New blogs joining The LexBlog Network for 3/7-3/18
March 18, 2011
As we missed this post last week, we’re going to be going over all the new publications to join The LexBlog Network over the past two weeks. In the nine new additions, we have the debut of Please Advise, which is brought to you by LexBlog’s own Client Services team. Have an excellent weekend everyone.
- Authored by the LexBlog Client Services Team—Lyda Hawes, Neil O’Shaugnessy, Helen Pitlick and Angelo Carosio—Please Advise offers guidance on the things these people speak with lawyers and other professionals on everyday. This includes new blogging tools, strategies for writing better content, leveraging your blog to foster relationships and coming up with post ideas. If there’s a topic you’d like them to address, let them know, as I’m sure they’d be happy to oblige.
- The Bribery Library is published by five attorneys in McGuireWoods‘ London-based Anticorruption Group. The blog’s content revolves around the soon-to-be-enacted UK Bribery Act and its impact on international business. With the blog’s authors including a former in-house chief compliance officer and a number of former U.S. federal prosecutors, it should present quite an interesting perspective.
- The Clean Energy & Technology Law Blog from Lawson Lundell is the Canadian firm’s second publication on The LexBlog Network. Authored by members of the firm’s Climate Change and Clean Energy and Technology groups, the blog, in their own words, “follows new and interesting issues emerging in the Clean Energy and Technology sector as well as relevant developments in the applicable regulatory regimes and governing laws.”
- Dr. Cindy Pladziewicz brings quite the perspective to both The LexBlog Network and her work as a business and career development coach. The author of Professional Development Perspectives is both a former partner at an AmLaw 200 firm and a trained clinical psychologist, so she’s adept in combining career experiences with the ability to dig down to what truly motivates individuals. Very cool.
- Another firm getting their second publication going on The LexBlog Network, Frantz Ward debuts the Labor & Employment Law Navigator this week. With clients that range from small businesses to Fortune 500 companies, authors Keith Ashmus and Rebecca Bennett are able to comment on developments in a way that’s insightful to almost any employer.

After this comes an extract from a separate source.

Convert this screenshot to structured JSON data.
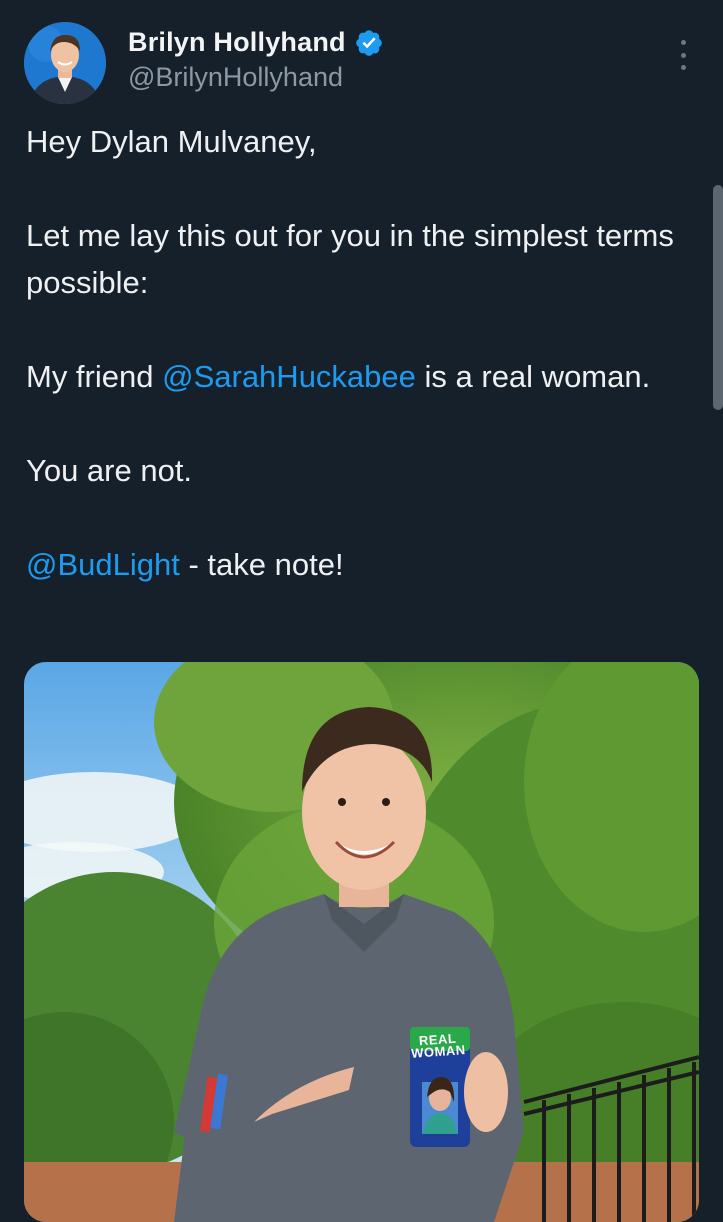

- The Securities Fraud Sentinel is authored by Dallas attorney Brady Sparks. Where many lawyers who practice in securities arbitration are brokers-turned-attorneys, Sparks is instead an experienced lawyer whose previous work includes successfully trying a securities case before the United States Supreme Court, amongst hundreds of other trials. Like with so many other authors on The LexBlog Network, it’s nice get a new perspective on a subject.
- Where many of the firms mentioned this week are really just getting rolling with their blogging efforts, which is great to see, the California Environmental Law Blog is the tenth publication on The LexBlog Network from the team at Stoel Rives. Topics covered on this blog will include water rights, high speed rail in California, agriculture, the wine industry, water quality, food processing and timber law.
- For the launch of Gateway FDA, I’ll let the publishers at HodgsonRuss take the reins on running you through what this publication offers: “analysis, commentary, and resources to help foreign pharmaceutical and medical device companies make sense of the ever-evolving FDA regulations and understand the complete range of U.S. legal issues that may complicate bringing a drug, medical device, or other FDA-regulated product or service to market in the United States.” Quite unique, and definitely a subject that should be interesting to track.
- And, to round things out, we have the launch of James Hasting‘s Trademark Law & Litigation Guide. Previously working both in the land of large law, and also as in-house counsel for a major retailer, he has a wealth of experience working with large and medium-sized retailers in proceedings before the United States Patent and Trademark Office, Trademark Trial and Appeal Board, United States district courts, and ICANN internet domain name dispute resolution forums.